The pastrami dip takes the deli's most carefully steamed meat and then deliberately soaks its bread in jus. Hot pastrami is normally protected by thin rye whose only job is to stay out of the meat's way; the dip throws that logic out and piles the same brined, peppered, smoked, steamed pastrami onto a long roll that is dipped or ladled until the crumb is saturated. The defining move is the controlled drowning of the bread, which is the opposite instinct from the rye build. The sandwich is engineered to be eaten right at the edge of structural failure, and that edge is the point.
The craft is in the roll and the jus. The roll has to start sturdy, a long loaf with a crust firm enough to absorb that much liquid and still be liftable for one more bite, because a soft roll dissolves into the dip before it reaches the hand. The pastrami is hand-sliced against the grain, thick enough to have presence and tender enough to fold, then steamed slack so it drapes into the bread rather than sitting on it. The jus is seasoned to be the dominant flavor, since the saturated crumb will carry it through every bite, and it is the dip, not mustard, that does the work of cutting the rendered fat. Many builds serve the jus on the side or apply it to order so the eater controls how far past the edge to push, which is the same dial the French dip offers. Built right it is rich and barely contained, the roll holding a wet pile of spiced beef just long enough to finish it.

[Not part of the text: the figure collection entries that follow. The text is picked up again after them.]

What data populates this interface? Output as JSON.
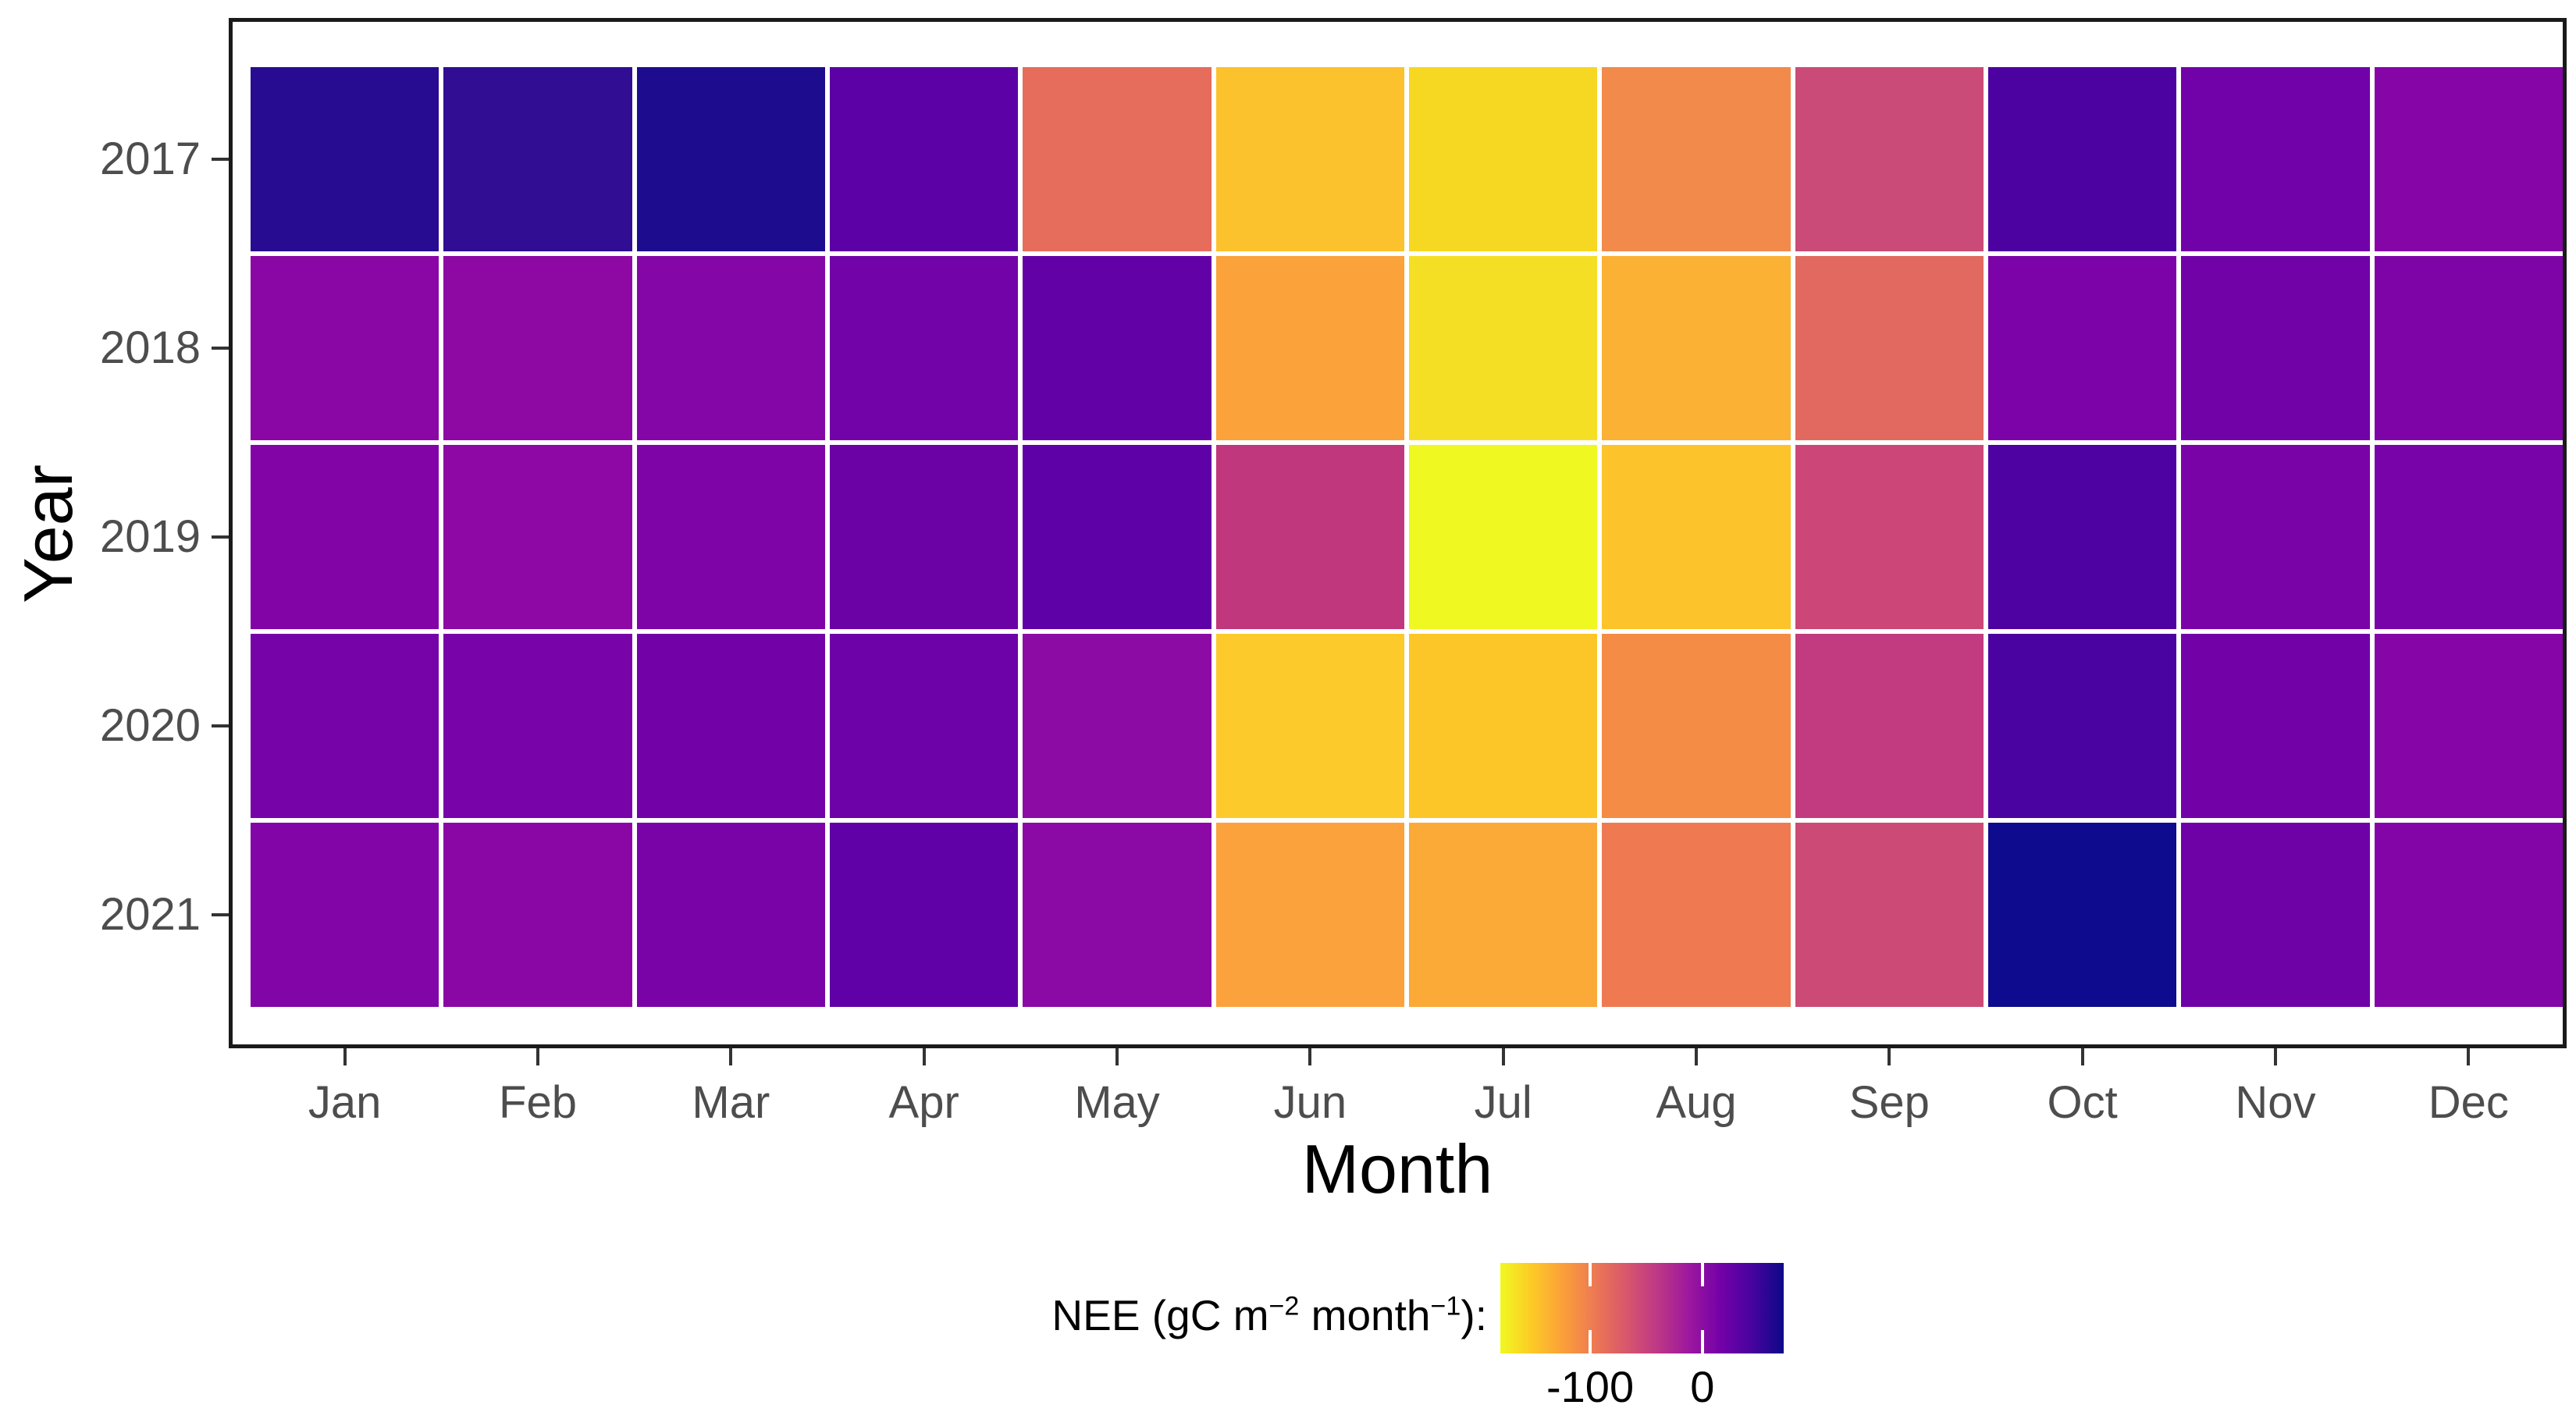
{
  "figure": {
    "background": "#ffffff",
    "panel_border_color": "#1a1a1a",
    "tick_color": "#333333",
    "axis_text_color": "#4d4d4d",
    "axis_title_color": "#000000"
  },
  "chart_data": {
    "type": "heatmap",
    "title": "",
    "xlabel": "Month",
    "ylabel": "Year",
    "x_categories": [
      "Jan",
      "Feb",
      "Mar",
      "Apr",
      "May",
      "Jun",
      "Jul",
      "Aug",
      "Sep",
      "Oct",
      "Nov",
      "Dec"
    ],
    "y_categories": [
      "2017",
      "2018",
      "2019",
      "2020",
      "2021"
    ],
    "grid": false,
    "values_unit": "gC m−2 month−1",
    "values_estimated_from_color": true,
    "series": [
      {
        "year": "2017",
        "values": [
          58,
          53,
          62,
          33,
          -69,
          -126,
          -139,
          -92,
          -42,
          43,
          23,
          13
        ],
        "colors": [
          "#270b90",
          "#300d92",
          "#1d0c8e",
          "#5c01a5",
          "#e66c5c",
          "#fcc22d",
          "#f6d823",
          "#f28a4b",
          "#ca4b78",
          "#4c02a1",
          "#7101a8",
          "#8505a7"
        ]
      },
      {
        "year": "2018",
        "values": [
          10,
          7,
          12,
          22,
          31,
          -103,
          -143,
          -112,
          -68,
          18,
          22,
          17
        ],
        "colors": [
          "#8a06a5",
          "#8e08a4",
          "#8506a7",
          "#7203a8",
          "#6101a6",
          "#fba23b",
          "#f5df24",
          "#fbb134",
          "#e2695f",
          "#7c03a8",
          "#7102a8",
          "#7f04a8"
        ]
      },
      {
        "year": "2019",
        "values": [
          16,
          7,
          17,
          27,
          32,
          -31,
          -163,
          -124,
          -38,
          43,
          20,
          21
        ],
        "colors": [
          "#8204a7",
          "#8d08a4",
          "#7f04a8",
          "#6a02a6",
          "#5e01a6",
          "#c0377e",
          "#eff821",
          "#fcc42a",
          "#cc4778",
          "#4d02a1",
          "#7a03a8",
          "#7803a8"
        ]
      },
      {
        "year": "2020",
        "values": [
          22,
          21,
          23,
          25,
          6,
          -128,
          -126,
          -92,
          -32,
          45,
          23,
          13
        ],
        "colors": [
          "#7603a8",
          "#7803a8",
          "#7202a8",
          "#6d02a8",
          "#8c0ba5",
          "#fcca2a",
          "#fcc628",
          "#f58c46",
          "#c23a80",
          "#4a03a0",
          "#7202a8",
          "#8505a7"
        ]
      },
      {
        "year": "2021",
        "values": [
          16,
          10,
          20,
          32,
          8,
          -103,
          -108,
          -78,
          -39,
          70,
          25,
          15
        ],
        "colors": [
          "#8105a7",
          "#8a07a5",
          "#7a03a8",
          "#5f01a6",
          "#8b09a5",
          "#fba23c",
          "#fbaa38",
          "#ef7a52",
          "#cc4b76",
          "#0f0b8e",
          "#6e02a7",
          "#8305a7"
        ]
      }
    ],
    "colorbar": {
      "title_segments": [
        {
          "text": "NEE (gC m"
        },
        {
          "text": "−2",
          "sup": true
        },
        {
          "text": " month"
        },
        {
          "text": "−1",
          "sup": true
        },
        {
          "text": "):"
        }
      ],
      "orientation": "horizontal",
      "domain": [
        -178,
        72
      ],
      "reversed": true,
      "gradient_stops": [
        "#f0f921",
        "#fdca26",
        "#fb9f3a",
        "#ed7953",
        "#d8576b",
        "#bd3786",
        "#9c179e",
        "#7301a8",
        "#47039f",
        "#0d0887"
      ],
      "ticks": [
        {
          "label": "-100",
          "position": 0.317
        },
        {
          "label": "0",
          "position": 0.713
        }
      ]
    }
  }
}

The pastrami dip belongs to the wet-roll family, where the close relations keep the soaked-bread logic and change the meat. The Los Angeles French dip serves roast beef with the jus in a cup for dipping. The Chicago Italian beef ladles seasoned jus over thin-sliced roast beef and adds giardiniera. Beef on weck swaps the roll for a salt-and-caraway kummelweck and leans on horseradish. Each of those is its own sandwich and deserves its own article rather than being crowded in here.